En la otra vereda el reordenamiento es más complejo, pero va en la misma dirección. En los hechos han cristalizado tres derechas: la liberal y democrática de Chile Vamos, vinculada al legado de Sebastián Piñera; la derecha radical, más integrista e iliberal y fuertemente crítica a esa herencia, articulada en torno a José Antonio Kast; y una corriente ultra radical abiertamente nostálgica del pinochetismo representada en Johannes Kaiser.

Pero lo llamativo es el desplazamiento de la hegemonía. Así como hace una década fuimos testigos del agotamiento de la Concertación, ahora presenciamos el ocaso del “piñerismo” y de la derecha histórica. Es la misma tendencia, aunque en forma desfasada.

“Los dirigentes de la Concertación no han tenido los pantalones para defender su obra”, se viene reclamando por años desde la derecha tradicional, apoyada por un coro de concertacionistas nostálgicos. ¿Qué dirán ahora, cuando se confirme este domingo que también su obra —la de Piñera— ha sucumbido ante el radicalismo de Kast y Kaiser?

Si tanto en la izquierda como en la derecha las corrientes moderadas o de centro han sido desplazadas por versiones más radicales es porque algo está pasando en la cultura y la sociedad. No es simplemente por una falta de voluntad de los actores políticos, como lo sugieren interpretaciones explicaciones que combinan flojera intelectual y provincianismo. La tendencia está presente en todo el mundo, no solo en Chile. La inseguridad económica, la presión migratoria, el temor al desorden y la erosión de la confianza institucional alimentan en Chile los mismos impulsos que en Estados Unidos, Italia, Francia o Argentina, hacia liderazgos antiestablishment, identitarios y de orden.

La nueva distribución de fuerzas en el tablero político se pondrá de manifiesto en la elección presidencial, pero especialmente en la parlamentaria. Es muy probable que la representación de las derechas radicales suba exponencialmente. Chile lleva más de una década atrapado en un sistema de minorías estrechas, vetos cruzados y acuerdos frágiles. Lamentablemente, nada indica que esto vaya a ser corregido.

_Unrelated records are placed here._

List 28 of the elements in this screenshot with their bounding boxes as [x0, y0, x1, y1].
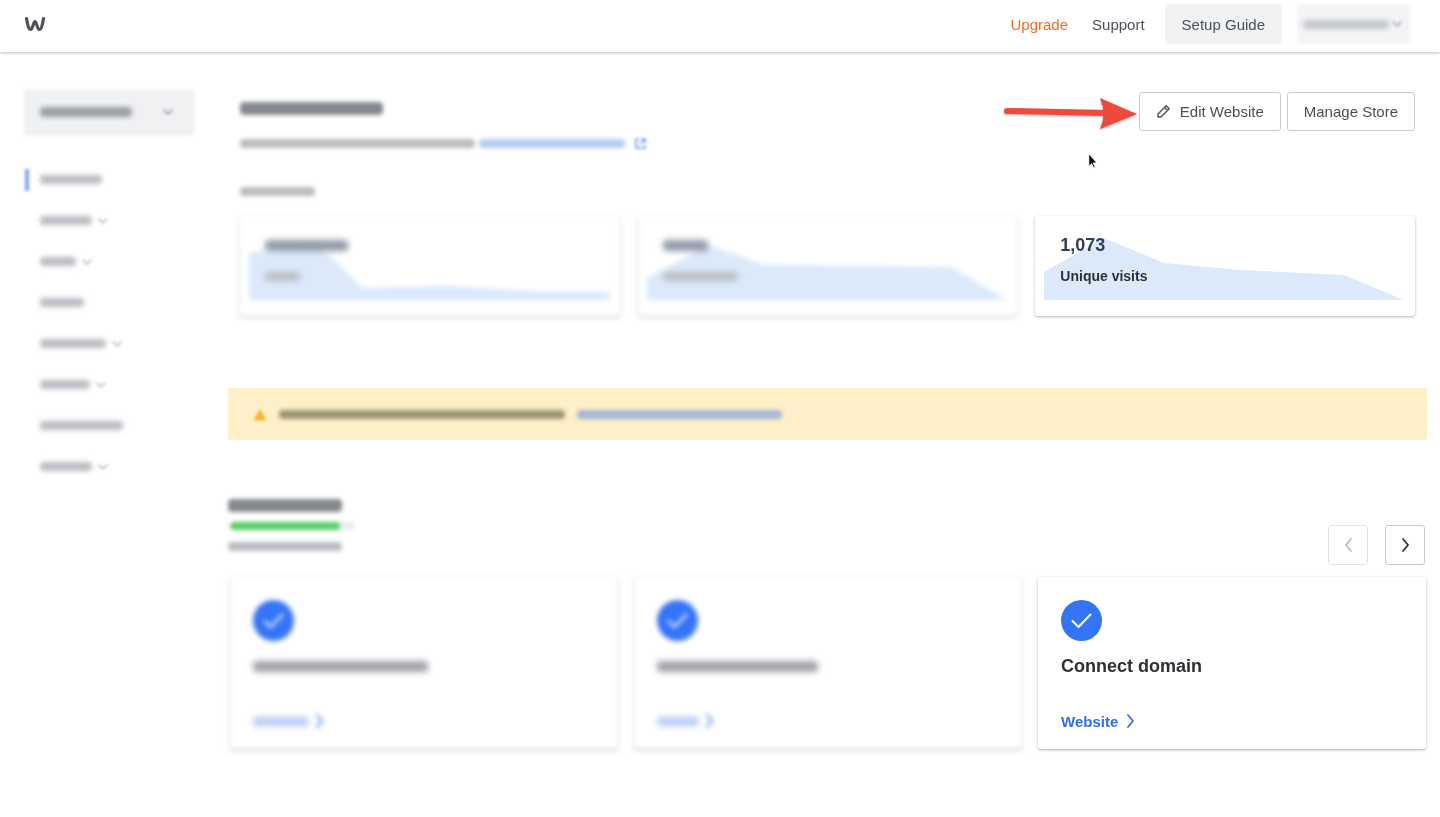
blurred-text	[265, 271, 300, 281]
caret-icon	[163, 108, 173, 115]
warning-icon	[253, 407, 267, 421]
edit-website-button[interactable]: Edit Website	[1138, 92, 1281, 131]
stat-value: 1,073	[1060, 234, 1106, 256]
blurred-text	[662, 239, 708, 251]
blurred-text	[253, 716, 309, 726]
nav-button[interactable]: Setup Guide	[1164, 4, 1282, 44]
chevron-right-icon	[1400, 538, 1410, 552]
caret-icon	[1392, 21, 1402, 27]
manage-store-button[interactable]: Manage Store	[1286, 92, 1415, 131]
guide-title: Connect domain	[1061, 655, 1202, 678]
next-button[interactable]	[1385, 525, 1425, 565]
chevron-right-icon	[1126, 714, 1136, 728]
guide-link[interactable]: Website	[1061, 712, 1136, 730]
blurred-text	[657, 716, 699, 726]
chevron-left-icon	[1343, 538, 1353, 552]
site-menu[interactable]	[25, 90, 193, 133]
chevron-right-icon	[705, 714, 714, 728]
stat-label: Unique visits	[1060, 267, 1148, 285]
annotation-arrow-icon	[1003, 95, 1139, 131]
cursor-icon	[1088, 153, 1098, 169]
pencil-icon	[1155, 104, 1171, 119]
nav-link[interactable]: Support	[1080, 15, 1157, 33]
logo-icon[interactable]	[24, 15, 46, 33]
external-link-icon	[635, 137, 646, 149]
chevron-right-icon	[315, 714, 324, 728]
account-menu[interactable]	[1297, 4, 1410, 44]
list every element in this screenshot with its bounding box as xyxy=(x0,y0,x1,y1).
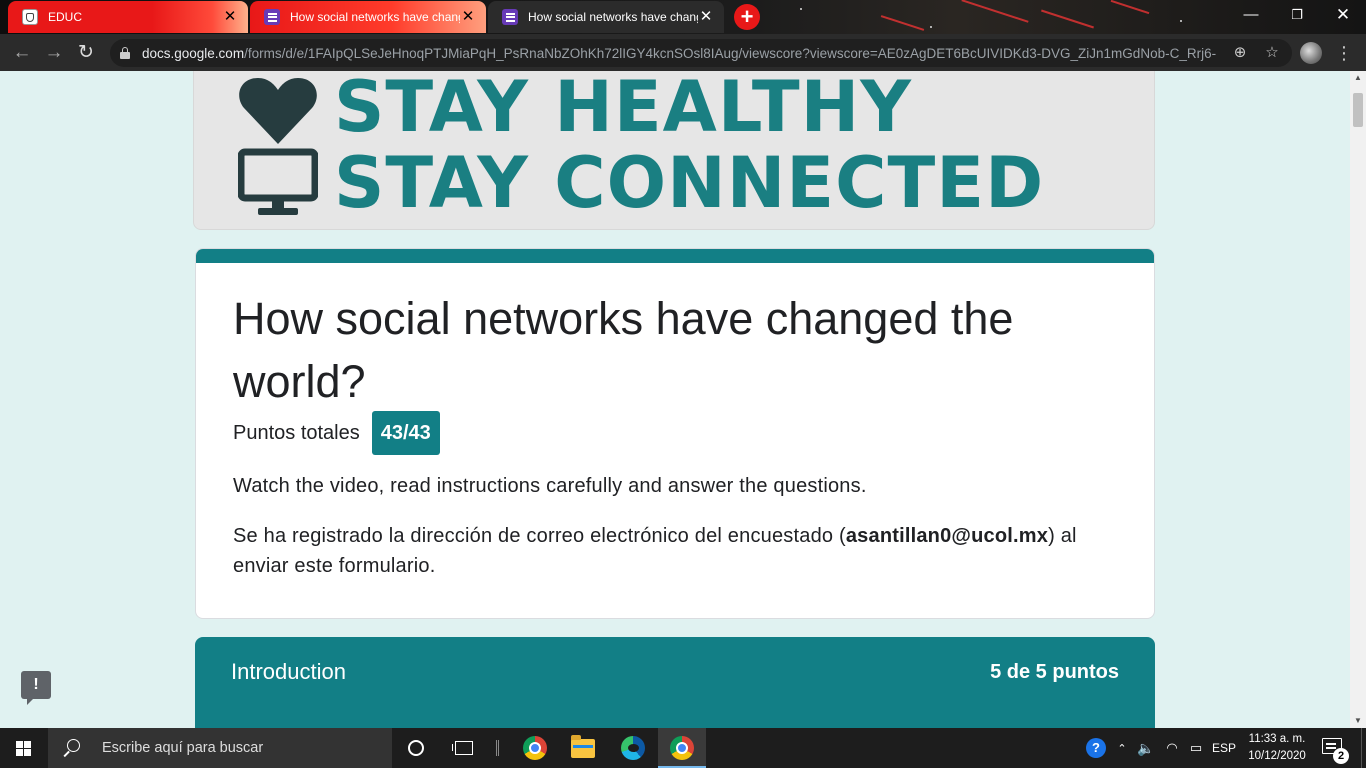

En síntesis, este domingo no se define la supervivencia de la democracia ni el rumbo general del país. Lo que define es la arquitectura política de los próximos años: qué izquierdas y qué derechas liderarán, qué tipo de acuerdos serán posibles, qué tensiones deberán administrarse, qué fracturas pueden —o no— ser reparadas, y qué plan de reformas podrá realmente implementarse.